Not: 5 Aralık 1920’de Ermenistan, Sovyet Rusya yönetimine girdiği için Gümrü Antlaşması, Ermeni meclisinden geçememiştir.
Gümrü Antlaşması (3 Aralık 1920)
1.Ermeniler, Kars, Gümrü ve Sarıkamış’ı terk edecek.
2.Aras Nehri ile Çıldır Gölü arası Türk-Ermeni sınırı olacak.
3.Ermeniler TBMM aleyhine olan antlaşmaları tanımayacaktır.
4.Göç ettirilmiş olan Ermeniler altı ay içinde Türkiye’ye geri dönebilecektir.

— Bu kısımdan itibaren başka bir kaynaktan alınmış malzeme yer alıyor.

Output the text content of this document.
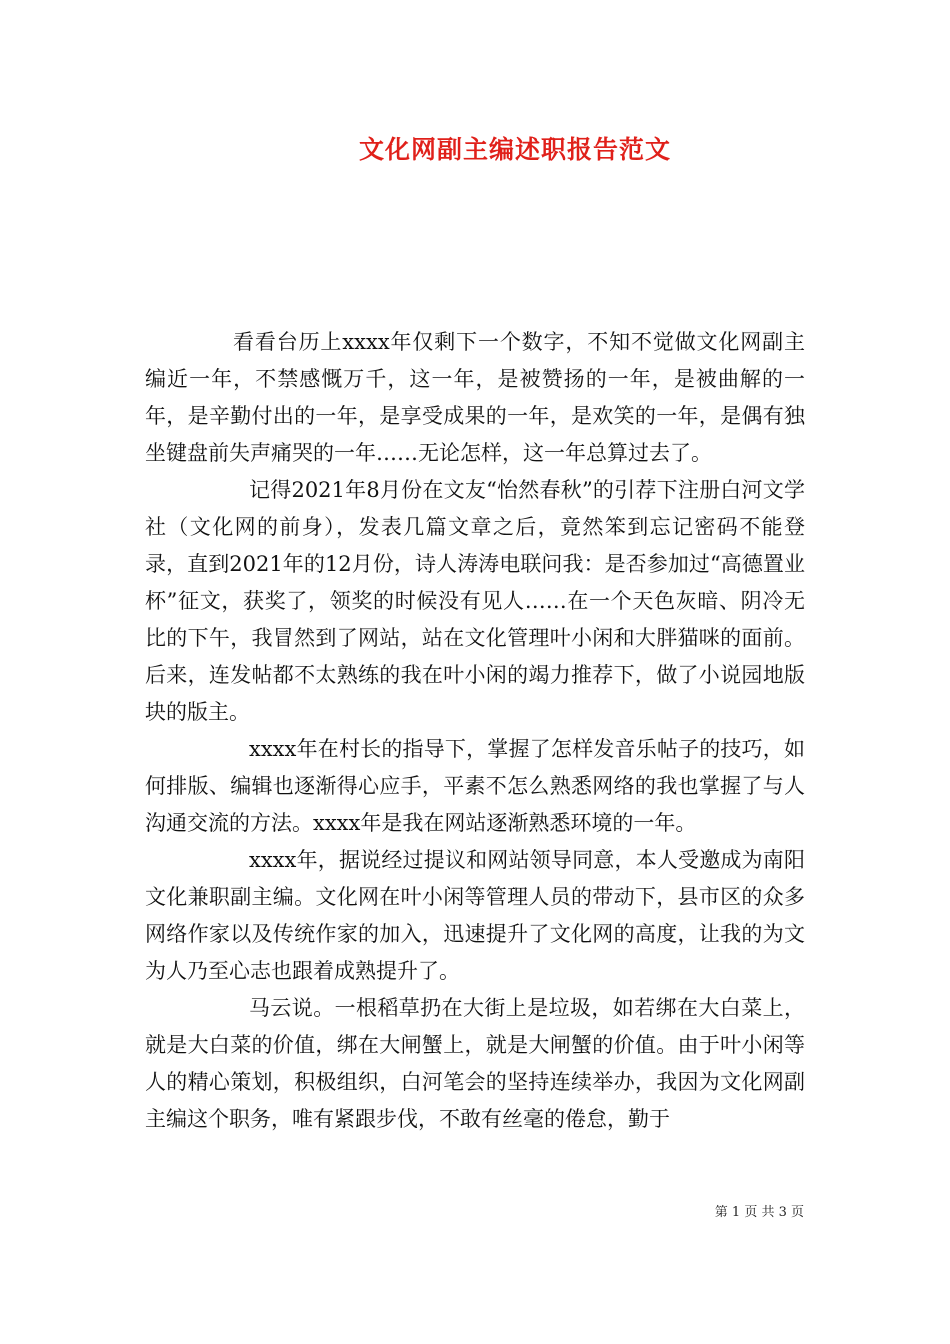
文化网副主编述职报告范文

看看台历上xxxx年仅剩下一个数字，不知不觉做文化网副主编近一年，不禁感慨万千，这一年，是被赞扬的一年，是被曲解的一年，是辛勤付出的一年，是享受成果的一年，是欢笑的一年，是偶有独坐键盘前失声痛哭的一年……无论怎样，这一年总算过去了。

记得2021年8月份在文友“怡然春秋”的引荐下注册白河文学社（文化网的前身），发表几篇文章之后，竟然笨到忘记密码不能登录，直到2021年的12月份，诗人涛涛电联问我：是否参加过“高德置业杯”征文，获奖了，领奖的时候没有见人……在一个天色灰暗、阴冷无比的下午，我冒然到了网站，站在文化管理叶小闲和大胖猫咪的面前。后来，连发帖都不太熟练的我在叶小闲的竭力推荐下，做了小说园地版块的版主。

xxxx年在村长的指导下，掌握了怎样发音乐帖子的技巧，如何排版、编辑也逐渐得心应手，平素不怎么熟悉网络的我也掌握了与人沟通交流的方法。xxxx年是我在网站逐渐熟悉环境的一年。

xxxx年，据说经过提议和网站领导同意，本人受邀成为南阳文化兼职副主编。文化网在叶小闲等管理人员的带动下，县市区的众多网络作家以及传统作家的加入，迅速提升了文化网的高度，让我的为文为人乃至心志也跟着成熟提升了。

马云说。一根稻草扔在大街上是垃圾，如若绑在大白菜上，就是大白菜的价值，绑在大闸蟹上，就是大闸蟹的价值。由于叶小闲等人的精心策划，积极组织，白河笔会的坚持连续举办，我因为文化网副主编这个职务，唯有紧跟步伐，不敢有丝毫的倦怠，勤于

第 1 页 共 3 页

Ermeniler Kars civarından çekilince; Türkiye, Gürcülerle sınır komşusu oldu. Ardahan’ın bir kısmı, Artvin ve Batum Gürcülerin elindeydi. TBMM’nin verdiği ültimatom (kesin uyarı) sonucunda 23 Şubat 1921’de Gürcüler, Artvin, Ardahan ve Batum’u terk etti (Batum Antlaşması).
Gümrü Antlaşması’nın Önemi:
1.Mondros Mütarekesi ile belirlenen sınırlar ilk defa aşılmıştır.
2.TBMM’nin ilk askeri ve siyasi başarısı görüldü.
3.Ermenistan TBMM’yi antlaşma imzalayarak tanıyan ilk devlet oldu.
4.Misak-ı Milli yönünde ilk adım atıldı.
5.Sevr Antlaşması’na ilk darbe vuruldu.
6.Doğu sınırının belirlenmesi yönünde ilk adım atıldı.
7.Doğudaki güçleri batıya kaydırma imkânı oluştu.